Image credit Google
In the Google I/O conference last month, Google finished off their keynote with some AR “magic”. They showed some AR glasses with the ability to allow people to communicate with each other through a language barrier.
The person would speak and some subtitles appear next to their head. The subtitles could be translated, allowing the wearer to understand the previously unintelligble moonspeak though the use of technology. I got excited about this, I don’t know any languages other than English, and suddenly technology is making up for my deficiencies. Then I had a think about it and realized, hey, this isn’t that special, we can do this on phones today.
So for this proof-of-concept, there are 3 main technologies in play: Speech Recognition, Translation, and Augmented Reality.

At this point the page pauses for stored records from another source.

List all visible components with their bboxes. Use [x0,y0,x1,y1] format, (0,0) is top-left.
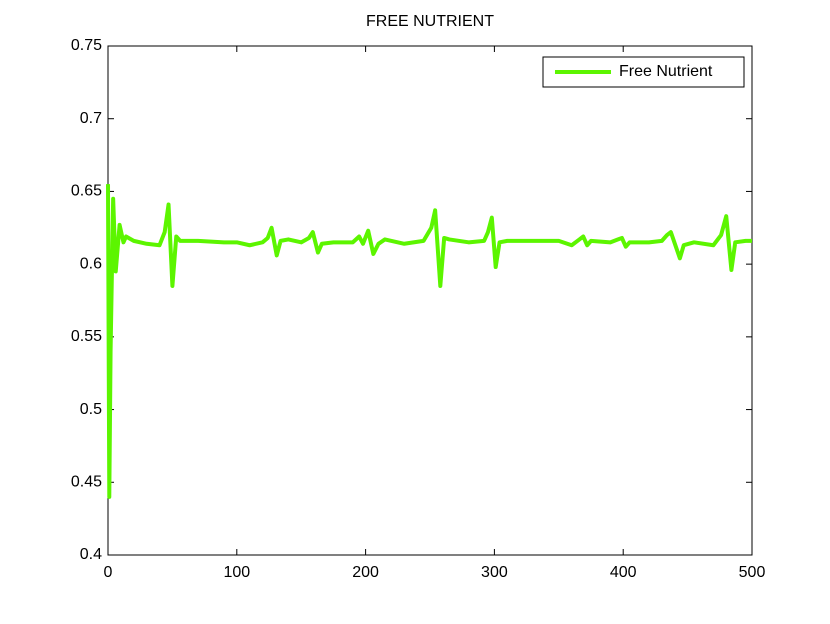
y-tick-label: 0.75 [71,37,102,54]
y-tick-label: 0.65 [71,183,102,200]
chart-title: FREE NUTRIENT [366,13,494,30]
y-tick-label: 0.6 [80,255,102,272]
x-tick-label: 200 [352,564,379,581]
legend-label: Free Nutrient [619,63,713,80]
x-tick-label: 500 [739,564,766,581]
y-tick-label: 0.45 [71,474,102,491]
x-tick-label: 100 [223,564,250,581]
y-tick-label: 0.5 [80,401,102,418]
y-tick-label: 0.4 [80,546,102,563]
x-tick-label: 300 [481,564,508,581]
series-line [106,184,752,499]
y-tick-label: 0.7 [80,110,102,127]
y-tick-label: 0.55 [71,328,102,345]
x-tick-label: 0 [104,564,113,581]
x-tick-label: 400 [610,564,637,581]
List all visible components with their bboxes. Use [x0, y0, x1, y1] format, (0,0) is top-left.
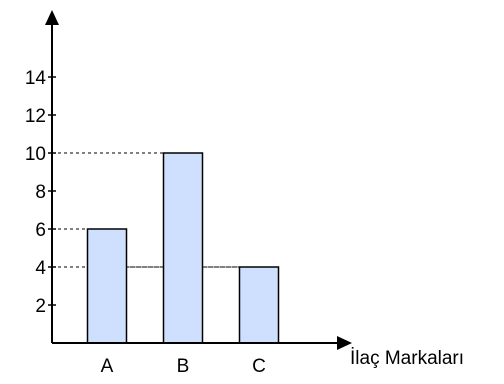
y-tick-label: 6 [35, 220, 46, 241]
y-axis-arrow-icon [45, 10, 59, 25]
x-categories: A B C [101, 356, 266, 377]
y-tick-label: 2 [35, 296, 46, 317]
axes [45, 10, 352, 350]
bar-a [86, 228, 128, 344]
x-category-label: A [101, 356, 114, 377]
y-tick-label: 10 [25, 144, 46, 165]
guide-lines [52, 152, 240, 268]
x-axis-title: İlaç Markaları [350, 348, 464, 369]
bar-b [162, 152, 204, 344]
bars [86, 152, 280, 344]
y-tick-label: 8 [35, 182, 46, 203]
y-tick-label: 4 [35, 258, 46, 279]
bar-c [238, 266, 280, 344]
y-ticks: 2 4 6 8 10 12 14 [25, 68, 56, 317]
x-category-label: B [177, 356, 190, 377]
y-tick-label: 12 [25, 106, 46, 127]
x-axis-arrow-icon [337, 336, 352, 350]
x-category-label: C [252, 356, 266, 377]
y-tick-label: 14 [25, 68, 47, 89]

I’ll give a bit of an overview and how they came together for this demo. The crazy thing is, this is all able to work straight on-device, I don’t need to send anything through the interwebs to be churned though by supercomputers, this is being done on a mobile chip.
Speech Recognition
For speech recognition, I’m using the same tech that powers Siri on the phone. Apple provide a framework called Speech
, which has been available since iOS 10 but in iOS13, we have the ability to do it all on device. I’m surprised at how quick it is, but as you can see, it sometimes has hiccups. If you want to get in-depth on it, I modified some code from one of Apple’s sample apps here to do live transcribing of speech into text.
There are some smarts in this, you can see it trying to adjust the text as it thinks. But the smarts are limited, for example, it can’t transcribe grammar. I’m cheating a little in adding stops at the end of pauses, if speaking is paused for 2 seconds, it will auto-add a period because I’m making an assumption that people will generally spit out sentences at a time before pausing. In order to add grammatical smarts, we’d have to train and add a machine learning model to recognize sentences. I can only imagine how difficult it must be to add commas and question marks.
Translation
Since iOS14, iOS has the ability to do translations on-device via their Translate app. Unfortunately they have not yet made this framework available to developers. However, Google provides this through their MLKit framework. I’m able to download the needed language files in the app (I skipped that part in the demo) and have them ready for quick translations. It’s pretty easy to use. In my demo, when it detects the 2-second pause and ends the sentence, I translate the subtitled string and add it to the log below.
The drawback is that translation is still a little wonky. There are still grammatical smarts that need to be figured out. Just try the Google Translate app and if you know the second language, you can see it’s a bit off. I tested it with a coworker who spoke Russian and she mentioned the words were out of order since it was translating the words literally. “I love you” becomes “I you love” in Russian for example. When I checked Korean translations with my mom, she was saying the translations oscillated between being really formal to being almost rude in their casual-ness.
Augmented Reality
The juicy part of this stack! This was the most exciting for me. If I’m being perfectly honest though, it was probably the most unnecessary. The app probably works better if I just showed the text at the bottom of the screen. In fact, Apple are releasing an app later this year called Live Captions that subtitles spoken speech, it just shows the text at the top of the screen. This is one of the pitfalls of AR on the phone: does it really make a better experience than just shoving a label, map, 3D render, etc on good old 2D space? Which is why this is a proof-of-concept and not a real app I’m trying to release on the App Store.
With that out of the way, where this really shines is in context of Google’s presentation: if we had AR glasses on our faces. For this demo, I’m using an open-source project I made and had posted about previously UIViewControllerNode
where I can make a standard UIView float in AR. In order to use this, I need to use ARKit+SceneKit vs the easier-to-use RealityKit because RealityKit does not give me the advanced material controls that SceneKit can. I’m using face detection and simply making the panel stick to floating a few centimeters to the side of my head, pretty simple!
When I turned my head, the panel was obscuring my face so I decided to try and add some occlusion to make the demo look a little better. If I had stayed with RealityKit, I would get this almost for free. RealityKit does lots of neat things with figuring out 3D meshes in the real world using either the FaceID sensors or the LiDAR sensor on the back and determining what goes in front of what. In ARKit-land, we have to do all that manually. In the demo, I followed a tip from Apple’s sample code to take the face mesh and render it before the panel. If I throw out the color it looks invisible but will block the panel if my face is in front. In the above screenshot, I turned the white color back on so you can see what the face mesh looks like. It isn’t full coverage, the face mesh is only in the shape of a mask, so in the video you can kind of see it slice through my face and behind my eyeballs if I turn my head a certain way. Creepy, huh?
I’m really excited to see what new AR goodies comes in Apple’s WWDC conference next week. Maybe the Translations SDK will finally be made available. Maybe the long-awaited AR goggles will arrive? At the very least, I am hoping for some great enhancements to ARKit and RealityKit to continue the train of great AR content that we’ve seen in the last few months from Meta, Google, and Niantic.